Par le passé, le centre de formation du MSB a déjà accueilli des Africains : Negueba Samaké (Mali), Khadim Fall (Sénégal) et bien sûr Youssoupha Fall (Sénégal), champion de France 2018 avec Le Mans. Mais ceux-ci furent proposés par des agents. Depuis trois ans, le club entreprend un vrai travail de fond en Afrique : « C’est un continent pillé mais qui n’est pas asséché car très peuplé, avance d’emblée Vincent Loriot. On ne compte plus les vidéos de gamins que l’on nous envoie. Le Sénégal est pourvoyeur le plus important du sport français grâce à une communauté francophone très forte. » Malgré l’omniprésence des Espagnols et de la NBA qui a installé son académie africaine à Thiès (la SEED) voici vingt ans (et dont le directeur est Roland Houston, intérieur du Mans en 1990-91), le MSB, tout comme Villeurbanne, y tente une percée : « J’ai été bien accompagné par Abdou Bal, l’ancien coach de la JALT Le Mans (Nationale 2), » confie Philippe Desnos. « Il souhaitait créer une sorte de camp pour contrecarrer les méthodes peu scrupuleuses des Espagnols lesquels ratissent large et laissent beaucoup de gamins au bord du chemin. »

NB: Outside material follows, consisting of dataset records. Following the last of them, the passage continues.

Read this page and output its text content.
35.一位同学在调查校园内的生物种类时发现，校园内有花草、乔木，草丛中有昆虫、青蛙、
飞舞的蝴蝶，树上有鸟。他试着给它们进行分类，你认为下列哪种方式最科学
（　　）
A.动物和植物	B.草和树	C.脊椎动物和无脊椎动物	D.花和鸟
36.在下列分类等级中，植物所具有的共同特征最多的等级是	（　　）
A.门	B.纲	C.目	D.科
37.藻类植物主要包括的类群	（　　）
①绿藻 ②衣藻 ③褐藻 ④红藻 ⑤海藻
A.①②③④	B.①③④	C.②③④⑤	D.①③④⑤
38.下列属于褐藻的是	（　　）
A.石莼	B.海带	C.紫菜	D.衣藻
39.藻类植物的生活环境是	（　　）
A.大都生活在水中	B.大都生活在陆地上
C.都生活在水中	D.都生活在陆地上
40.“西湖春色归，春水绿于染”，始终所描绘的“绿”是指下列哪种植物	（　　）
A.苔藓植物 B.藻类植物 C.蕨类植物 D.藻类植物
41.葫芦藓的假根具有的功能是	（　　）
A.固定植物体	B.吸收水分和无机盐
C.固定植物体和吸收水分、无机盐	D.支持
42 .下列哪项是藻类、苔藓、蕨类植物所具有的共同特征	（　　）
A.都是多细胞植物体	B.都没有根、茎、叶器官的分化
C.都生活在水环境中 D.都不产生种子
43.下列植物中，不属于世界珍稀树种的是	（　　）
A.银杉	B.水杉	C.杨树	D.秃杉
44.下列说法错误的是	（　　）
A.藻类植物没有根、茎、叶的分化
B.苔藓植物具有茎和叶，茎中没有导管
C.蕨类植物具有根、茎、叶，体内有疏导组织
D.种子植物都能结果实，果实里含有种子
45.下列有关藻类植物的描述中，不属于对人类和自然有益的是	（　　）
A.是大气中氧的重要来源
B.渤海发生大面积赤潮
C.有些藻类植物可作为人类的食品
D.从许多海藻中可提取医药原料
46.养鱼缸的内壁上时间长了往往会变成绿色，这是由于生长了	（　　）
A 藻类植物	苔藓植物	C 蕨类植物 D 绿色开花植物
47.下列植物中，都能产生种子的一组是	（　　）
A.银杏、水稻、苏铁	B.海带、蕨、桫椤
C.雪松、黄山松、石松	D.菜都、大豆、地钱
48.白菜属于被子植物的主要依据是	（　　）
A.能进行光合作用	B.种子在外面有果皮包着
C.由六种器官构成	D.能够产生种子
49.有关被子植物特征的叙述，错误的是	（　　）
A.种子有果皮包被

L’Académie de Karl Gomis, coach et prof d’EPS d’où provient Abdou Aziz Sy, balle en main à côté de Philippe Desnos à l’extrême droite. Karl est à gauche, le principal de la cité scolaire au centre …
« Les Sénégalais sont aériens, coureurs. Ils ont développé cette motricité en jouant dans la rue », Philippe Desnos, Directeur du centre de formation du MSB

Le MSB n’a pas pignon sur rue mais a conclu des accords avec plusieurs académies locales, dont une que le club soutient financièrement. Deux fois par an et pendant une dizaine de jours, Philippe Desnos dirige des entraînements et se transforme en conférencier devant une centaine d’entraîneurs. Le MSB fournit aussi maillots, chaussures et ballons. Pas d’argent versé aux familles ou aux clubs mais l’assurance d’un suivi humain et scolaire pour les joueurs élus. Le Directeur du centre de formation prend tout en compte car c’est un déracinement familial et culturel qui attend ces ados. Comme ce fut le cas pour la première trouvaille du MSB en Afrique, l’arrière sénégalais Dahaba Magassa, un cadet qui jouera avec les Espoirs cette saison. Arrivé en novembre 2018 à 16 ans, « Dahaba a intégré un collège mais a vite décroché », confie Philippe Desnos. « J’ai trouvé un accord avec le Lycée Le Mans Sud qui dispose d’une classe pour repositionner les enfants déscolarisés. Et cela va mieux désormais. Même au niveau de l’alimentation car au début, il se contentait d’une pomme au self… » Magassa a été rejoint cet été par deux compatriotes sur qui Philippe Desnos compte beaucoup : Abdou Aziz Sy (16 ans), un intérieur de 2,07m et Amdy N’Diaye, un arrière-ailier mesurant déjà 1,97 m à 16 ans (en équipe U18 pour la saison à venir) et qui pourrait mesurer 2,10 m au terme de sa croissance… Un Congolais, Junior Tshunza, intérieur international jeune de 19 ans (2,04 m), renforcera également l’équipe espoir et s’entraînait déjà avec les pros cet été.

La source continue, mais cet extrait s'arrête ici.